Дети услышали негромкий рев где-то за дверью кладовой.
– Кесалф, – проговорила Солнышко, подразумевая под этим «Это сообщник Олафа. Похоже, он уже в Отделении заразной сыпи. Надо спешить!»
– Клаус! – Вайолет открыла глаза. – Распечатай коробки с резиновыми бинтами. Начни их… связывать… друг с другом… делай веревку.
Тра-ла-ла-ла, тра-ла-ла-лей,
А ну поправляйся быстрей.
Тра-ла-ла-ла, э-ге-ге-гей,
Держи скорей шарик и не болей.
Клаус взглянул в окно, наблюдая за тем, как волонтеры раздают шары больным, эвакуированным из больницы.
– Но как нам отвлечь толпу? – спросил он.
– Не… знаю, – ответила Вайолет и опустила глаза. – Мне… трудно… собраться… с мыслями.
– Помощь, – сказала Солнышко.
– Бесполезно звать на помощь, Солнышко, – остановил ее Клаус. – Никто нас не услышит.
– Помощь! – настаивала Солнышко. Она сняла с себя белый халат, широко разинула рот и, впившись зубами в материю, оторвала полоску. После чего протянула ее Вайолет. – Лента, – выговорила она, и Вайолет устало ей улыбнулась. Непослушными пальцами она подвязала кверху волосы, чтобы не мешали, потом снова прикрыла глаза и кивнула.
– Я знаю… это глупо, – проговорила она. – Но кажется, помогло, Солнышко. Клаус, продолжай связывать… резиновые бинты. Солнышко… можешь ты открыть… банку с супом?
– Трин, – ответила Солнышко, что означало «Да, я уже открывала такую банку, чтобы расшифровать анаграммы».
– Отлично. – Теперь, когда волосы у Вайолет были завязаны лентой, пусть даже ненастоящей, голос ее окреп и звучал увереннее. – Нам нужна… пустая жестянка… как можно… скорее.
Приходим к тому, кто недомогает,
Чтоб над болячкой смеялся он сам,
Даже когда доктора обещают
Ловко его распилить пополам.
Песня повсюду разносится звонко,
Поем мы куплеты ночью и днем.
Поем для мальчишки с разбитой коленкой
И для девчонки с ангиной поем.
Пока члены Г. П. В. распевали свою жизнерадостную песню, Бодлеры трудились, не теряя ни минуты. Клаус вскрыл коробку с резиновыми бинтами и начал их связывать. Солнышко начала грызть верхушку банки с супом, а Вайолет подошла к раковине и поплескала себе на лицо, чтобы окончательно прийти в себя.
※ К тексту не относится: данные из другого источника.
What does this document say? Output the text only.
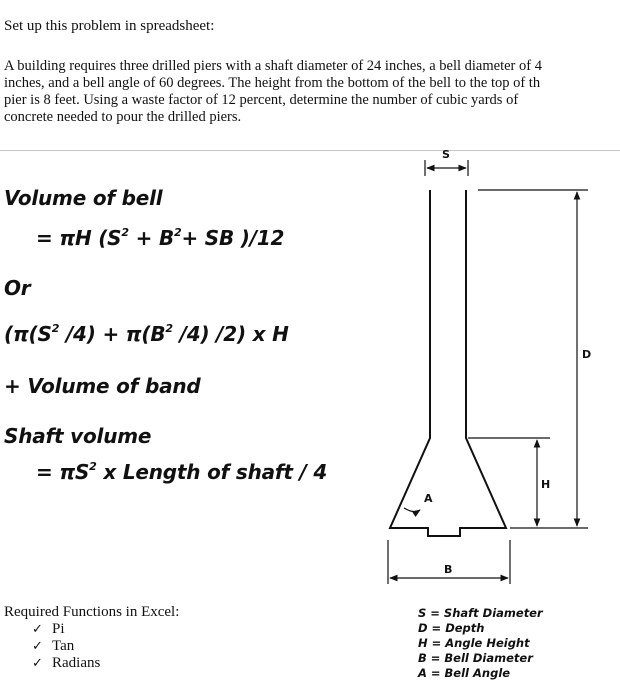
Set up this problem in spreadsheet:
A building requires three drilled piers with a shaft diameter of 24 inches, a bell diameter of 4
inches, and a bell angle of 60 degrees. The height from the bottom of the bell to the top of th
pier is 8 feet. Using a waste factor of 12 percent, determine the number of cubic yards of
concrete needed to pour the drilled piers.
Volume of bell
= πH ($S^2 + B^2+$ SB )/12
Or
($\pi(S^2$ $/4) + \pi(B^2$ /4) /2) x H
+ Volume of band
Shaft volume
= $\pi S^2$ x Length of shaft / 4
S
D
H
A
B
Required Functions in Excel:
✓ Pi
✓ Tan
✓ Radians
S = Shaft Diameter
D = Depth
H = Angle Height
B = Bell Diameter
A = Bell Angle
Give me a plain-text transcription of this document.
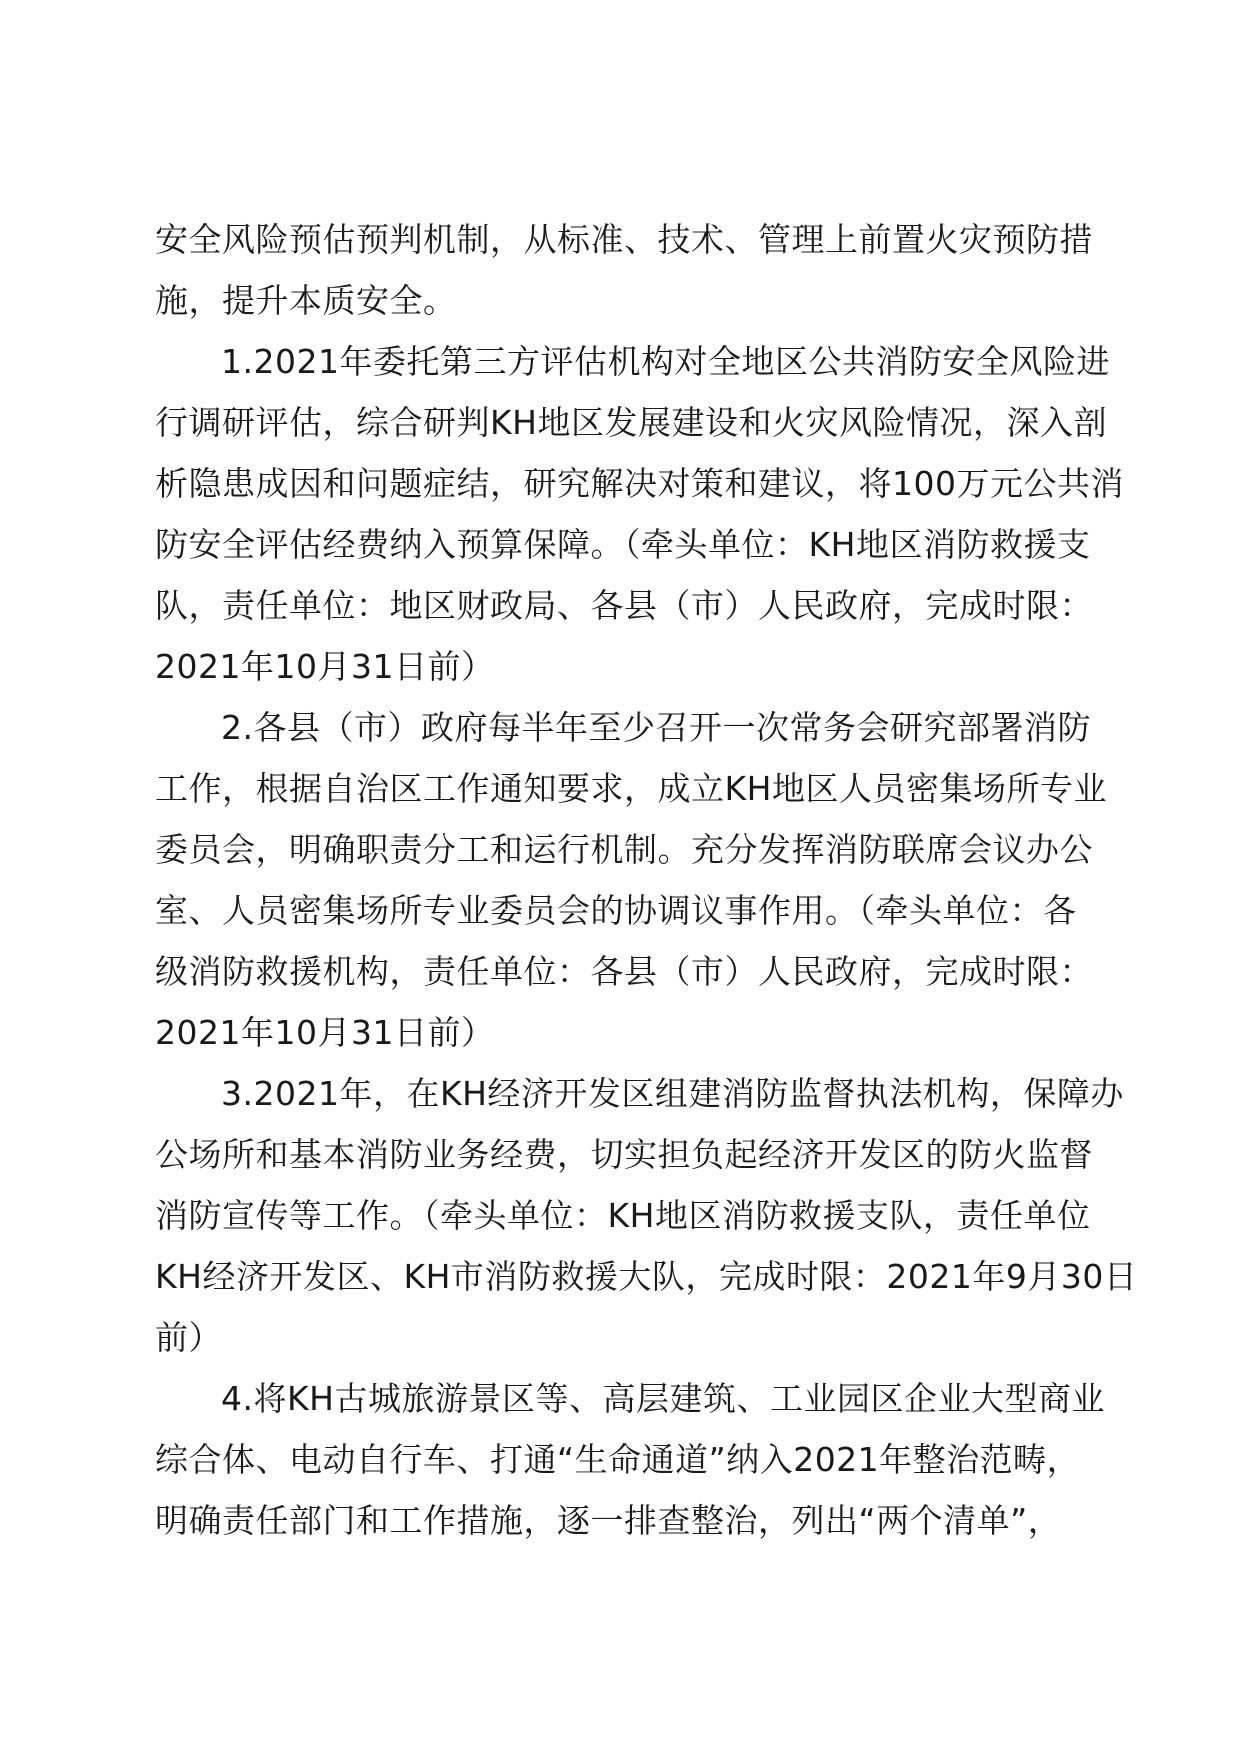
安全风险预估预判机制，从标准、技术、管理上前置火灾预防措
施，提升本质安全。
1.2021年委托第三方评估机构对全地区公共消防安全风险进
行调研评估，综合研判KH地区发展建设和火灾风险情况，深入剖
析隐患成因和问题症结，研究解决对策和建议，将100万元公共消
防安全评估经费纳入预算保障。（牵头单位：KH地区消防救援支
队，责任单位：地区财政局、各县（市）人民政府，完成时限：
2021年10月31日前）
2.各县（市）政府每半年至少召开一次常务会研究部署消防
工作，根据自治区工作通知要求，成立KH地区人员密集场所专业
委员会，明确职责分工和运行机制。充分发挥消防联席会议办公
室、人员密集场所专业委员会的协调议事作用。（牵头单位：各
级消防救援机构，责任单位：各县（市）人民政府，完成时限：
2021年10月31日前）
3.2021年，在KH经济开发区组建消防监督执法机构，保障办
公场所和基本消防业务经费，切实担负起经济开发区的防火监督
消防宣传等工作。（牵头单位：KH地区消防救援支队，责任单位
KH经济开发区、KH市消防救援大队，完成时限：2021年9月30日
前）
4.将KH古城旅游景区等、高层建筑、工业园区企业大型商业
综合体、电动自行车、打通“生命通道”纳入2021年整治范畴，
明确责任部门和工作措施，逐一排查整治，列出“两个清单”，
К тому времени, когда волонтеры дошли до припева
Тра-ла-ла-ла, тра-ла-ла-лей,
А ну поправляйся быстрей.
Тра-ла-ла-ла, э-ге-ге-гей,
Держи скорей шарик и не болей,
у ног Клауса, свернувшись, точно змея, лежала длинная веревка из резиновых бинтов, Солнышко успела отгрызть верхнюю крышку суповой жестянки и вылить суп в раковину. Вайолет же с беспокойством уставилась на нижний край двери, из-под которой выползала тоненькая струйка дыма.
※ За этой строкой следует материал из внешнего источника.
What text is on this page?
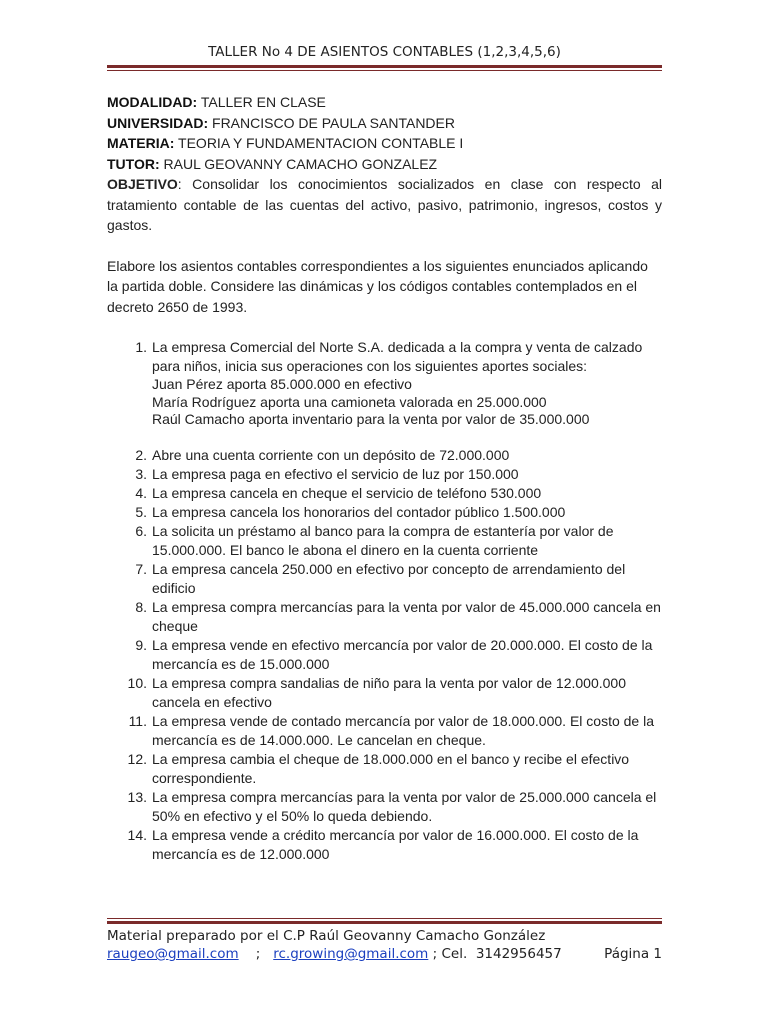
TALLER No 4 DE ASIENTOS CONTABLES (1,2,3,4,5,6)

MODALIDAD: TALLER EN CLASE

UNIVERSIDAD: FRANCISCO DE PAULA SANTANDER

MATERIA: TEORIA Y FUNDAMENTACION CONTABLE I

TUTOR: RAUL GEOVANNY CAMACHO GONZALEZ

OBJETIVO: Consolidar los conocimientos socializados en clase con respecto al tratamiento contable de las cuentas del activo, pasivo, patrimonio, ingresos, costos y gastos.

Elabore los asientos contables correspondientes a los siguientes enunciados aplicando la partida doble. Considere las dinámicas y los códigos contables contemplados en el decreto 2650 de 1993.

1. La empresa Comercial del Norte S.A. dedicada a la compra y venta de calzado para niños, inicia sus operaciones con los siguientes aportes sociales:
Juan Pérez aporta 85.000.000 en efectivo
María Rodríguez aporta una camioneta valorada en 25.000.000
Raúl Camacho aporta inventario para la venta por valor de 35.000.000
2. Abre una cuenta corriente con un depósito de 72.000.000
3. La empresa paga en efectivo el servicio de luz por 150.000
4. La empresa cancela en cheque el servicio de teléfono 530.000
5. La empresa cancela los honorarios del contador público 1.500.000
6. La solicita un préstamo al banco para la compra de estantería por valor de 15.000.000. El banco le abona el dinero en la cuenta corriente
7. La empresa cancela 250.000 en efectivo por concepto de arrendamiento del edificio
8. La empresa compra mercancías para la venta por valor de 45.000.000 cancela en cheque
9. La empresa vende en efectivo mercancía por valor de 20.000.000. El costo de la mercancía es de 15.000.000
10. La empresa compra sandalias de niño para la venta por valor de 12.000.000 cancela en efectivo
11. La empresa vende de contado mercancía por valor de 18.000.000. El costo de la mercancía es de 14.000.000. Le cancelan en cheque.
12. La empresa cambia el cheque de 18.000.000 en el banco y recibe el efectivo correspondiente.
13. La empresa compra mercancías para la venta por valor de 25.000.000 cancela el 50% en efectivo y el 50% lo queda debiendo.
14. La empresa vende a crédito mercancía por valor de 16.000.000. El costo de la mercancía es de 12.000.000
Material preparado por el C.P Raúl Geovanny Camacho González
raugeo@gmail.com    ;   rc.growing@gmail.com ; Cel.  3142956457	Página 1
– Огонь добрался до коридора, – сказала она, и дети опять услышали рев, – и олафовский прихвостень тоже. У нас есть всего несколько минут.
– Веревка готова, – объявил Клаус. – Но как отвлечь толпу с помощью пустой жестянки?
– Теперь это не пустая жестянка, – объяснила Вайолет, – это уже поддельный динамик. Солнышко, сделай в донышке одну дырку.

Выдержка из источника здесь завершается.